E o povo é arrastado nesta festa de hipócritas, beijando, abraçando, gritando, berrando, dizendo mal deste ou daquele, com mais batata ali ou menos socaria acolá, tudo em nome de uma encenação a que se juntam as sondagens ou estudos de opinião de intencionalidade duvidosa, construindo-se assim o maior embuste da democracia portuguesa.

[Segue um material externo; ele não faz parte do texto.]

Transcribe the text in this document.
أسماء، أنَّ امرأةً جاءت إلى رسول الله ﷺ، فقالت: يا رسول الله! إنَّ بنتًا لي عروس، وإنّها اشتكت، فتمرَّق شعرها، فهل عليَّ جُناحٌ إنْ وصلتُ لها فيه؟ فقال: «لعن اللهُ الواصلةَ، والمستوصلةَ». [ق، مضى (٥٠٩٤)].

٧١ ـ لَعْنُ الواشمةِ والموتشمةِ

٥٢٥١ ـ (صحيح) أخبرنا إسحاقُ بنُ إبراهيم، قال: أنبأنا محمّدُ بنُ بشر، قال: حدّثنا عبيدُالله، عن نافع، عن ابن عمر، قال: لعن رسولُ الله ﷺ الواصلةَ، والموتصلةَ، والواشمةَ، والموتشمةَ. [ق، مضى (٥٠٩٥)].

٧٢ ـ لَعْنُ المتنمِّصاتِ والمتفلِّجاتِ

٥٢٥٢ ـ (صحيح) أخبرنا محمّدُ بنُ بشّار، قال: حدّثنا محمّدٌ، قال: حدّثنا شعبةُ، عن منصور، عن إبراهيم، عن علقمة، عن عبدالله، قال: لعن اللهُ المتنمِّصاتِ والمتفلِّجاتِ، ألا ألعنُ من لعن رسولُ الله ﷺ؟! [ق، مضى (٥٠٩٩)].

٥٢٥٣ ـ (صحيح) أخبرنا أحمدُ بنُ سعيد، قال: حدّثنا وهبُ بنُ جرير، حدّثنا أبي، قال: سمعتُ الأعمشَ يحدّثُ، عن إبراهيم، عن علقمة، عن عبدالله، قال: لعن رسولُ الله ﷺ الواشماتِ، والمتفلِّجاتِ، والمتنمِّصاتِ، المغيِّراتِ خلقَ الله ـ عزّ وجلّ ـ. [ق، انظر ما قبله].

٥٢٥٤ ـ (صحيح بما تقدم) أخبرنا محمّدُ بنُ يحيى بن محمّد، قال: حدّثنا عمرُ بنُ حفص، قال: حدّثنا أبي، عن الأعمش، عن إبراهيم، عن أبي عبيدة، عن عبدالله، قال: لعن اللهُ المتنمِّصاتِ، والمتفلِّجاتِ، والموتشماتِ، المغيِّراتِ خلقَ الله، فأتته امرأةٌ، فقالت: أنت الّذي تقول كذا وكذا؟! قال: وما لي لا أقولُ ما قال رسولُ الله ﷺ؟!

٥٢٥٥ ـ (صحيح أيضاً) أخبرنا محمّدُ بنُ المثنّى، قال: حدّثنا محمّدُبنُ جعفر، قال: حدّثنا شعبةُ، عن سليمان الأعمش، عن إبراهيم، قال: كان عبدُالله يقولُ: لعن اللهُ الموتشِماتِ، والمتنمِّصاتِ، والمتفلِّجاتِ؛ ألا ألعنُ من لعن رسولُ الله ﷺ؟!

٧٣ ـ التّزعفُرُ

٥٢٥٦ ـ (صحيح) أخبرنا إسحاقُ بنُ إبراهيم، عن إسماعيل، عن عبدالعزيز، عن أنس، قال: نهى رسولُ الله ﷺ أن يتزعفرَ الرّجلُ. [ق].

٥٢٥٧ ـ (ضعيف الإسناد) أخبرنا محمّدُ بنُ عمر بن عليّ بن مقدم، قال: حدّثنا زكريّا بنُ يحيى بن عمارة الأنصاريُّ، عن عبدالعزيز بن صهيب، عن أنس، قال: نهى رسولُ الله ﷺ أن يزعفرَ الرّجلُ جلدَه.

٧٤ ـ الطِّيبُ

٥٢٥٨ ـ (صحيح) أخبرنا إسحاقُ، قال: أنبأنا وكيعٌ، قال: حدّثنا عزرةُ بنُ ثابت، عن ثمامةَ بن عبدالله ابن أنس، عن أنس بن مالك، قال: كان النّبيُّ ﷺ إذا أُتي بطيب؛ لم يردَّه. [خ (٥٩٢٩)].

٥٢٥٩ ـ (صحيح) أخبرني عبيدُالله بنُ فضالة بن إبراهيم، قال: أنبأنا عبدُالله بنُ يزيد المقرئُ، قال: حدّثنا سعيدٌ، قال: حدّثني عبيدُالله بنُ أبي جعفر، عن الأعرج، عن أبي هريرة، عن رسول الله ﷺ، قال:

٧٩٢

Misturam-se sondagens com barómetros, ignora-se os valores que essas trampas indiciam e eis que todos os dias uns descem outros sobem. Se isto da campanha demorasse muito ainda veríamos estas sondagens da trampa rebentarem as escalas todas, para cima ou para baixo. É o descaramento levado ao extremo na manipulação das pessoas, no condicionamento da sua liberdade. É a campanha eleitoral transformada numa trampa mal-cheirosa na qual nadam os hipócritas e a mediocridade que gostam desde cenários, que vivem nesta merda e que com esta merda se sentem realizados. E o coitado do povo? Vai votar a 4 de Outubro, vai ser enganado, vai levar depois disso uma cacetada valente e depois vai cramar para os jornais e protestar quando lhe pedirem que o faça. Protestar? Ladrar, como diz o outro, depois do mal feito? Quando já é tarde? Quando legitimarem os gatunos e a roubalheira que eles personificam? Ou quando escolherem os que nos levaram em 2011 para esta desgraça da troika e da austeridade e que agora pretendem apresentar-se aos nossos olhos como virgens imaculadas que na política andaram sempre firmes e hirtos pelos caminhos da competência e da decência ? Vão mas é todos pró... Se me fizeram o favor. Tá bem? Fiquem bem.